The effect of 1-year erythropoietin (rHu-EPO) treatment on the bleeding time, platelet aggregation, ATP and thromboxane B2 (TXB2) release, cyclic AMP (cAMP) concentration and platelet surface positive charge were studied in 8 haemodialysed children with chronic uraemia and 8 controls. The pre-dialysis haematocrit (Hct) was 0.21 + 0.01 before and 0.36 + 0.01 following 1 year of rHu-EPO therapy.
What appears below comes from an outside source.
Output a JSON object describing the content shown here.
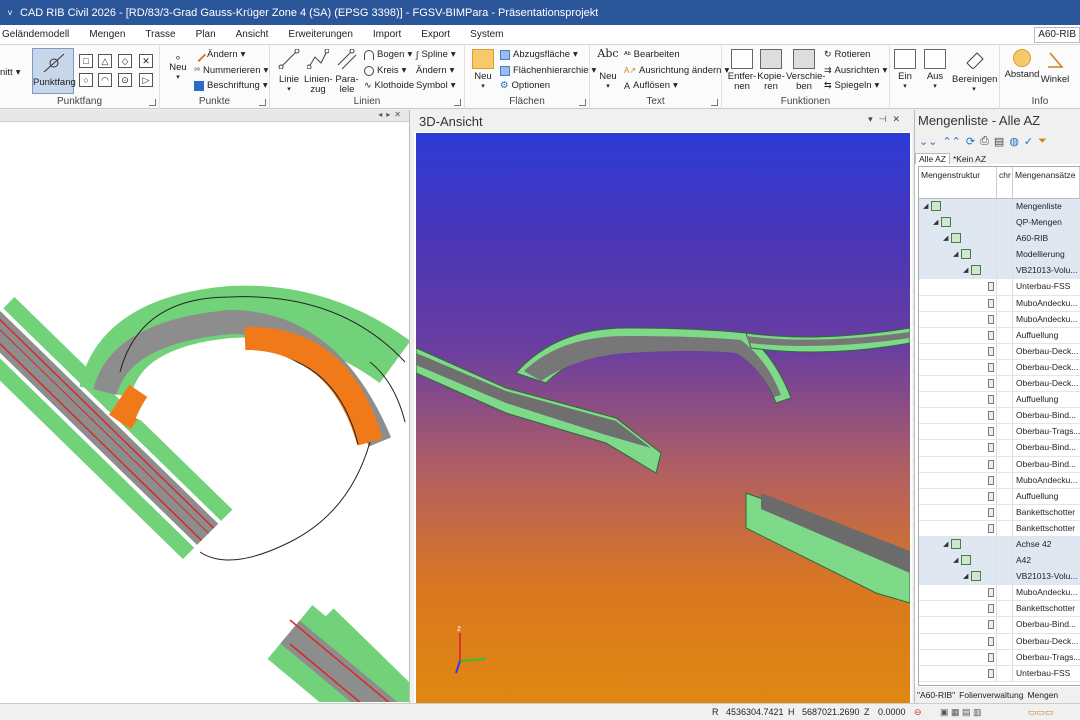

At the end of this period the pre-dialysis bleeding time became normal (P < 0.05); this was associated with a significant increase in platelet aggregability (P < 0.05), ATP release (P < 0.05) and TXB2 production (P < 0.01), and with a significant decrease in platelet cAMP concentration (P < 0.01). A further increase in platelet aggregation, ATP release and TXB2 production and a decrease in platelet cAMP concentration was observed following bicarbonate haemodialysis (BHD) (P < 0.01). There was a significant positive correlation between platelet aggregation and ATP release (r = 0.78, P < 0.05), as well as platelet aggregation and TXB2 production (r = 0.68, P < 0.05). A significant negative correlation was found between platelet aggregability and cAMP concentration (r = -0.7, P < 0.05). The platelet surface positive charge, which was significantly lower in the patients than in the controls (P < 0.01), did not change during rHu-EPO therapy, nevertheless BHD resulted in a significant increase (P < 0.05), suggesting the surface charge may influence platelet aggregation. In an in vitro and an in vivo study, rHu-EPO and the higher Hct did not increase platelet aggregation directly. Long-term administration of rHu-EPO stimulated complex functional and biochemical changes in the platelets of uraemic patients, which resulted in an improved aggregability.
在8名接受血液透析的慢性尿毒症儿童和8名对照者中,研究了1年促红细胞生成素(rHu-EPO)治疗对出血时间、血小板聚集、ATP和血栓素B2(TXB2)释放、环磷酸腺苷(cAMP)浓度以及血小板表面正电荷的影响。透析前血细胞比容(Hct)在rHu-EPO治疗1年前为0.21±0.01,治疗后为0.36±0.01。在此阶段结束时,透析前出血时间恢复正常(P<0.05);这与血小板聚集性显著增加(P<0.05)、ATP释放(P<0.05)和TXB2生成(P<0.01)以及血小板cAMP浓度显著降低(P<0.01)相关。在碳酸氢盐血液透析(BHD)后,观察到血小板聚集、ATP释放和TXB2生成进一步增加,血小板cAMP浓度降低(P<0.01)。血小板聚集与ATP释放之间存在显著正相关(r=0.78,P<0.05),血小板聚集与TXB2生成之间也存在显著正相关(r=0.68,P<0.05)。发现血小板聚集性与cAMP浓度之间存在显著负相关(r=-0.7,P<0.05)。患者的血小板表面正电荷显著低于对照者(P<0.01),在rHu-EPO治疗期间未发生变化,然而BHD导致其显著增加(P<0.05),提示表面电荷可能影响血小板聚集。在一项体外和体内研究中,rHu-EPO和较高的Hct并未直接增加血小板聚集。长期给予rHu-EPO刺激了尿毒症患者血小板复杂的功能和生化变化,从而导致聚集性改善。